Indian Journal of Medical Sciences, Vol. 59, No. 3, March, 2005, pp. 116-117

Letter To Editor

Maternal and perinatal outcome in pregnancy with hypothyroidism

Department of Obstetrics and Gynaecology, Government Medical College and Hospital, Sector 32-B, Chandigarh

Correspondence Address:Department of Obstetrics and Gynaecology, Government Medical College and Hospital, Sector 32-B, Chandigarh. E-mail: poonam1302@yahoo.com

Code Number: ms05018

Sir,

Several maternal and foetal complications have been described in patients with overt hypothyroidism.[1] The complications are less in patients with sub clinical hypothyroidism and successful pregnancy outcome in women with hypothyroidism are also known.[2],[3]

We analysed the records of 30 patients with the diagnosis of pregnancy with hypothyroidism from July 1998 to June 2004. According to thyroid function test results 12 patients had sub clinical hypothyroidism (Only elevated TSH), ten were euthyroid on replacement therapy (before pregnancy) and eight had overt hypothyroidism diagnosed in current pregnancy and were started on replacement therapy. Pregnancy complications in the form of pregnancy induced hypertension (PIH), abruption, gestational diabetes (GDM), anemia, post-partum hemorrhage (PPH), low birth weight, foetal distress and congenital malformation were studied. Duration and control of hypothyroidism during pregnancy, change in dosage during pregnancy were also studied.

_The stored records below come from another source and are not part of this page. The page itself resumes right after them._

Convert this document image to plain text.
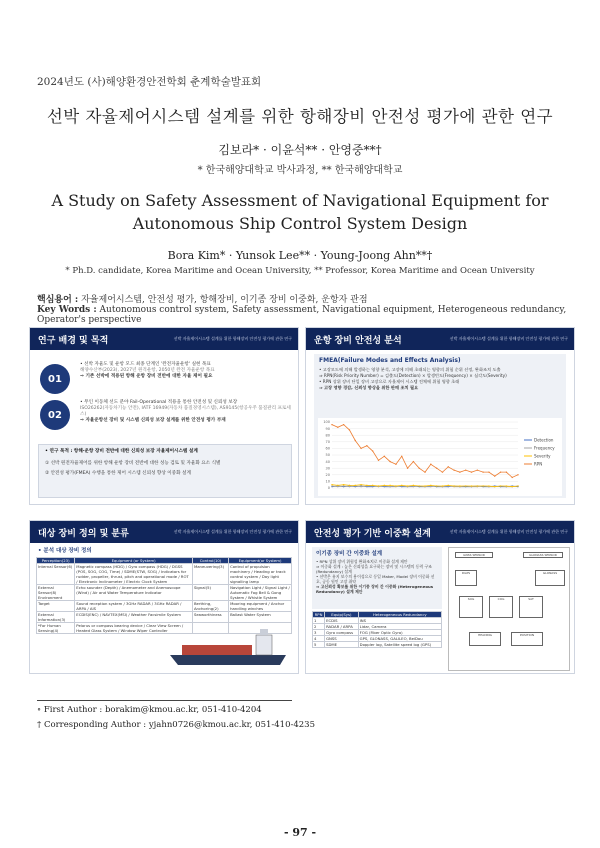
2024년도 (사)해양환경안전학회 춘계학술발표회
선박 자율제어시스템 설계를 위한 항해장비 안전성 평가에 관한 연구
김보라* · 이윤석** · 안영중**†
* 한국해양대학교 박사과정, ** 한국해양대학교
A Study on Safety Assessment of Navigational Equipment for Autonomous Ship Control System Design
Bora Kim* · Yunsok Lee** · Young-Joong Ahn**†
* Ph.D. candidate, Korea Maritime and Ocean University, ** Professor, Korea Maritime and Ocean University
핵심용어 : 자율제어시스템, 안전성 평가, 항해장비, 이기종 장비 이중화, 운항자 관점
Key Words : Autonomous control system, Safety assessment, Navigational equipment, Heterogeneous redundancy, Operator's perspective
연구 배경 및 목적	선박 자율제어시스템 설계를 위한 항해장비 안전성 평가에 관한 연구
01
• 선박 자율도 및 운항 모드 최종 단계인 '완전자율운항' 실현 목표
해양수산부(2023), 2027년 원격운항, 2050년 완전 자율운항 목표
⇒ 기존 선박에 적용된 항해 운항 장비 전반에 대한 자율 제어 필요
02
• 무인 이동체 선도 분야 Fail-Operational 적용을 통한 안전성 및 신뢰성 보장
ISO26262(자동차기능 안전), IATF 16949(자동차 품질경영시스템), AS9145(항공우주 품질관리 프로세스)
⇒ 자율운항선 장비 및 시스템 신뢰성 보장 설계를 위한 안전성 평가 부재
• 연구 목적 : 항해·운항 장비 전반에 대한 신뢰성 보장 자율제어시스템 설계
① 선박 원전자율제어를 위한 항해 운항 장비 전반에 대한 성능 검토 및 자율화 요소 식별
② 안전성 평가(FMEA) 수행을 통한 제어 시스템 신뢰성 향상 이중화 설계
운항 장비 안전성 분석	선박 자율제어시스템 설계를 위한 항해장비 안전성 평가에 관한 연구
FMEA(Failure Modes and Effects Analysis)
• 고장모드에 의해 발생하는 영향 분석, 고장에 의해 초래되는 영향의 위험 순위 선정, 완화조치 도출
⇒ RPN(Risk Priority Number) = 검출도(Detection) × 발생빈도(Frequency) × 심각도(Severity)
• RPN 상위 장비 단일 장비 고장으로 자율제어 시스템 전체에 위험 영향 초래
⇒ 고장 영향 경감, 신뢰성 향상을 위한 판매 조치 필요
100
90
80
70
60
50
40
30
20
10
0
Detection
Frequency
Severity
RPN
대상 장비 정의 및 분류	선박 자율제어시스템 설계를 위한 항해장비 안전성 평가에 관한 연구
• 분석 대상 장비 정의
Perception(23)	Equipment (or System)	Control(10)	Equipment(or System)
Internal Sensor(6)	Magnetic compass (HDG) / Gyro compass (HDG) / DGSS (POS, SOG, COG, Time) / SDME(STW, SOG) / Indicators for rudder, propeller, thrust, pitch and operational mode / ROT / Electronic Inclinometer / Electric Clock System	Maneuvering(3)	Control of propulsion machinery / Heading or track control system / Day light signalling lamp
External Sensor(8) Environment	Echo sounder (Depth) / Anemometer and Anemoscope (Wind) / Air and Water Temperature Indicator	Signal(5)	Navigation Light / Signal Light / Automatic Fog Bell & Gong System / Whistle System
Target	Sound reception system / 3GHz RADAR / 3GHz RADAR / ARPA / AIS	Berthing, Anchoring(2)	Mooring equipment / Anchor handling winches
External Information(3)	ECDIS(ENC) / NAVTEX(MSI) / Weather Facsimile System	Seaworthiness	Ballast Water System
*For Human Sensing(4)	Pelorus or compass bearing device / Clear View Screen / Heated Glass System / Window Wiper Controller		
안전성 평가 기반 이중화 설계	선박 자율제어시스템 설계를 위한 항해장비 안전성 평가에 관한 연구
이기종 장비 간 이중화 설계
• RPN 상위 장비 위험성 완화조치로 이중화 설계 제안
⇒ 이중화 설계 : 높은 신뢰성을 요구하는 장비 및 시스템의 동력 구조(Redundancy) 설계
• 선박은 유지 보수의 용이성으로 동일 Maker, Model 장비 이중화 선호, 공동 원인 고장 취약
⇒ 고신뢰성 확보를 위한 이기종 장비 간 이중화 (Heterogeneous Redundancy) 설계 제안
RPN	Equip(Sys)	Heterogeneous Redundancy
1	ECDIS	INS
2	RADAR / ARPA	Lidar, Camera
3	Gyro compass	FOG (Fiber Optic Gyro)
4	GNSS	GPS, GLONASS, GALILEO, BeiDou
5	SDME	Doppler log, Satellite speed log (GPS)
GNSS SENSOR	GLONASS SENSOR
DGPS	GLONASS
SOG	COG	SAT
HEADING	POSITION
∘ First Author : borakim@kmou.ac.kr, 051-410-4204
† Corresponding Author : yjahn0726@kmou.ac.kr, 051-410-4235
- 97 -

Age of the patients ranged from 20-35 years and 25 patients were between 20-30 years. Duration of hypothyroidism ranged from eight months to eight years though maximum number of patients was in the range of 1 - 3 years. Out of 30 patients, six had recurrent abortions and four had unexplained stillbirths in past obstetric history. Maternal complications were seen in 15 (50%) women, which were PIH in 10 (33.3%), GDM in 4 (13.3%) and placental abruption in one (0.3%). None of the patients had anemia or PPH. Four babies (13.3%) had low birth weight and 6 (20%) had evidence of foetal distress. There was one stillbirth at 39 weeks. None of the babies had congenital malformation only four (22.2%) out of 18 patients of hypothyroidism on thyroxin required small increase in dose. Duration of hypothyroidism did not correlate with pregnancy outcome.

Hypothyroidism complicating pregnancy is not common, as it is commonly associated with anovulation and infertility.[3] Uncontrolled hypothyroidism is associated with increased incidence of abortions, stillbirths and infertility.[1],[2],[3] In our study, ten (33.3%) patients had poor obstetric outcome in the form of recurrent abortions and unexplained stillbirth. These patients were diagnosed as hypothyroid as a part of investigation procedure for these outcomes and were started on replacement therapy.

It was generally believed that hypothyroid women on maintenance dose rarely require an increase in dosage during pregnancy. A recent study shows that thyroxine requirement increases in majority of patients as early as fifth week of pregnancy and the authors propose that the hypothyroid women should increase their levothyroxine dose by approximately 30% as soon as pregnancy is diagnosed.[4]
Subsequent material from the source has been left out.